How Do New Blocks Are Added to a Blockchain, Explained

when to add a new block to the blockchain?

Blockchain might be commonly associated with cryptocurrencies, but it has numerous applications in all domains. Nowadays, people use blockchains for real-time governance, asset management, healthcare, real estate, art (NFTs), and education.

In all of these applications, blockchain acts as a shared digital record that stores all transactions in basic units called blocks. In this article, we take a look at blocks and ways to determine when to add a new block to a blockchain. Let’s get started.

What is a Blockchain?

A blockchain is a distributed ledger or database shared among participants called nodes spread over a computer network. The blockchain is the database that stores all information in digital format. They are best known for their role in keeping a secure, decentralized record of transactions. 

Blockchain guarantees that data is safe and not tampered with by any means. It generates trust without the need for a third party to overlook proceedings. In other words, it is a trustless, permissionless network.

Blockchain is different from conventional databases in that the former collects and stores data in sets called blocks. Blocks have a specific data storage capacity. When they are filled, the block is closed and the next block is started and linked to the previous block. Blocks form a chain in this way and the whole network is called a blockchain.

Note that databases use tables to store data but blockchains are simply chains of blocks connected to each other and growing all the time. Such structure makes blockchains irreversible, ruling out the possibility of someone going back and editing the blocks of the past. Once a block is filled, it is permanent and each one has a timestamp that further cements its position on the chain.

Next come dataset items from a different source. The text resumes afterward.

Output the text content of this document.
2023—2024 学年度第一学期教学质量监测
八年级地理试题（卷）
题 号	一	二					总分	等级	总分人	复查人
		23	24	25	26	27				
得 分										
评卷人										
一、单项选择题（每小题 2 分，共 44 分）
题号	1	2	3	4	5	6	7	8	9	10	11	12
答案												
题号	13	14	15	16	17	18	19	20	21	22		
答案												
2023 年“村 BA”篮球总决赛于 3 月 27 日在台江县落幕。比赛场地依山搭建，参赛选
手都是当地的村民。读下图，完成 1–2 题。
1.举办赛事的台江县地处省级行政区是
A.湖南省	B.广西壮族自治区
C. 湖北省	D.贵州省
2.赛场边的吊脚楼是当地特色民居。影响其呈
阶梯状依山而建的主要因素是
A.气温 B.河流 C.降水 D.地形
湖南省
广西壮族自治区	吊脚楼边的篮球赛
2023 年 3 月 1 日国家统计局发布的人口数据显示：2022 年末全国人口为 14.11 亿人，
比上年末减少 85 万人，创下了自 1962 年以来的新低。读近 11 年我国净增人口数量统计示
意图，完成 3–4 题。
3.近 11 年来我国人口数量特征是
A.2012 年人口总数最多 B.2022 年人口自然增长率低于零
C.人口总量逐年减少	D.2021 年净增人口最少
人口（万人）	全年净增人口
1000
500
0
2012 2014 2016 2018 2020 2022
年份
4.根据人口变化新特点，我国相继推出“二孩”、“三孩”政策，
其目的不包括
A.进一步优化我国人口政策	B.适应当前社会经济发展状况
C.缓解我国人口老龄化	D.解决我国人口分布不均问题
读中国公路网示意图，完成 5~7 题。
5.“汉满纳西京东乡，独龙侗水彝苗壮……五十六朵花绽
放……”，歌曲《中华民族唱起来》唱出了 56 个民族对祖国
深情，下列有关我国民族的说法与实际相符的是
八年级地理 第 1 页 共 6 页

Authentication of Blockchain

Blockchains are designed to function without the need for a central authority to pull the strings. That said, transactions still have to be approved or authenticated by a fair means.

This is where cryptographic keys are used. It consists of a string of data that is used as an identifying factor that gives access to users. 

Besides, every user has a unique private key and a public key open to everyone. The combination of the two allows the network to authenticate the identity and approve transactions when needed.


Once the users agree to a transaction, it needs approval prior to entering it into the blockchain. On public blockchains, the decision to include a transaction is done through consensus. It means that a majority of nodes should agree to the validity of a transaction. And those who participate in this process get rewards for their efforts. This consensus mechanism is called proof of work. There are other consensus mechanisms too such as proof of stake. For instance, Ethereum after the recent merge, uses proof of stake, whereas Bitcoin uses proof of work.

When to add blocks to blockchain?

As mentioned above, proof of work and proof of stake are the two most common consensus mechanisms used across blockchains.

Bitcoin uses a proof of work mechanism to generate new blocks and to add new bitcoins into supply. The network verifies transactions through mining and people who verify the transactions are called miners.

Since there are no central authorities calling the cards, the network takes collective responsibility to issue and manage coins.

Let’s understand the process through an example.

  • User X wants to transfer 1 bitcoin to User Y. 
  • As X starts a transaction, the information about the sender and receiver is combined and stamped on a block and it is sent to a pool for a queue to get added to the blockchain.
  • Miners who discovered the blocks will take up transactions in batches and verify them. They will check the messages, digital signatures, public keys, and messages.
  • Once verified, the block will be shared with other nodes who should all agree to the authenticity of the block before adding it to the blockchain. For bitcoin, the average time for authenticating a transaction is 10 minutes.
  • Once the above processes are finished, Y will get the 1 bitcoin from X. 
  • Besides, all nodes in the network would have agreed to the transaction with the help of the consensus model.
  • Bitcoin miners will earn a reward for authenticating a transaction
  • The new block will become a permanent part of the blockchain


As you saw, blocks are the fundamental structure of blockchains that offer fast, permissionless, and trustless ways to authenticate transactions. New applications of blockchains are being explored every day and mass adoption is also underway. It won’t be long before we see blockchain technology spill over to all areas of our lives.